Mar 012013

The advice in the headline comes from the late, great Henry James. It is the secret of great fiction: Concrete versus abstract. In non-fiction, the same advice applies, but the reasons are different: The difference between argument and assertion is that the former provides support for a point of view. The latter doesn’t, and the reader is left to take the writer’s word for it. Or not.

One of the reasons we get so burned out by political advertising—beyond the sheer volume of it—is that it mostly consists of dueling assertions. That’s also the reason that the ads have so little persuasive value—we simply select the set of assertions that aligns with our existing beliefs. Assertions give us nothing to wrestle with or discuss. A good argument demands a thoughtful rebuttal, not a flippant rejection.

I was concerned, therefore, by a blog post I saw on LinkedIn that offered a “quick copywriting tip” designed to deliver “strategic subtlety.” The writer praised a brochure for a medical center that asserted, “More than a building, it will be a catalyst for our next wave of contributions to science and healing.”

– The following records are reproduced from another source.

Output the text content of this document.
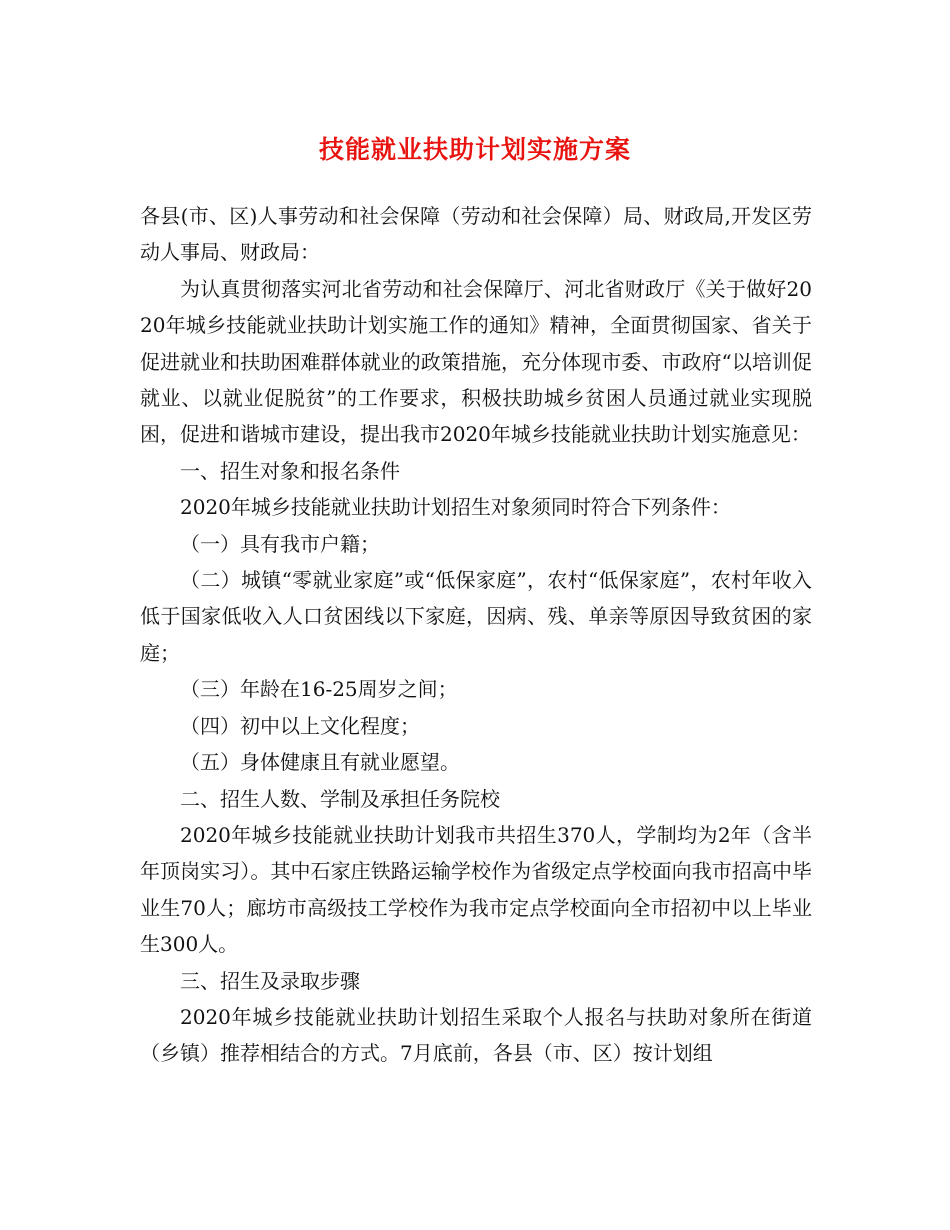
技能就业扶助计划实施方案

各县(市、区)人事劳动和社会保障（劳动和社会保障）局、财政局,开发区劳动人事局、财政局：

为认真贯彻落实河北省劳动和社会保障厅、河北省财政厅《关于做好2020年城乡技能就业扶助计划实施工作的通知》精神，全面贯彻国家、省关于促进就业和扶助困难群体就业的政策措施，充分体现市委、市政府“以培训促就业、以就业促脱贫”的工作要求，积极扶助城乡贫困人员通过就业实现脱困，促进和谐城市建设，提出我市2020年城乡技能就业扶助计划实施意见：

一、招生对象和报名条件

2020年城乡技能就业扶助计划招生对象须同时符合下列条件：

（一）具有我市户籍；

（二）城镇“零就业家庭”或“低保家庭”，农村“低保家庭”，农村年收入低于国家低收入人口贫困线以下家庭，因病、残、单亲等原因导致贫困的家庭；

（三）年龄在16-25周岁之间；

（四）初中以上文化程度；

（五）身体健康且有就业愿望。

二、招生人数、学制及承担任务院校

2020年城乡技能就业扶助计划我市共招生370人，学制均为2年（含半年顶岗实习）。其中石家庄铁路运输学校作为省级定点学校面向我市招高中毕业生70人；廊坊市高级技工学校作为我市定点学校面向全市招初中以上毕业生300人。

三、招生及录取步骤

2020年城乡技能就业扶助计划招生采取个人报名与扶助对象所在街道（乡镇）推荐相结合的方式。7月底前，各县（市、区）按计划组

According to the blogger, “This is more effective, not to mention easier to consume, than sharing a list of achievements that most readers will probably find boring.”
What he calls a boring list of achievements is what I call “facts.” And I still rely on facts to determine whether I can accept an assertion like “catalyst for contributions to science and healing.”

Certainly a list of achievements can fail to persuade if they don’t engage the target audience. But I, for one, have almost infinite patience when someone is talking about what’s in it for me.

It may be that argument is going the way of the dodo, but although I fancy myself progressive in most areas of life, this is a place where I will hold the line. “Show, don’t tell.”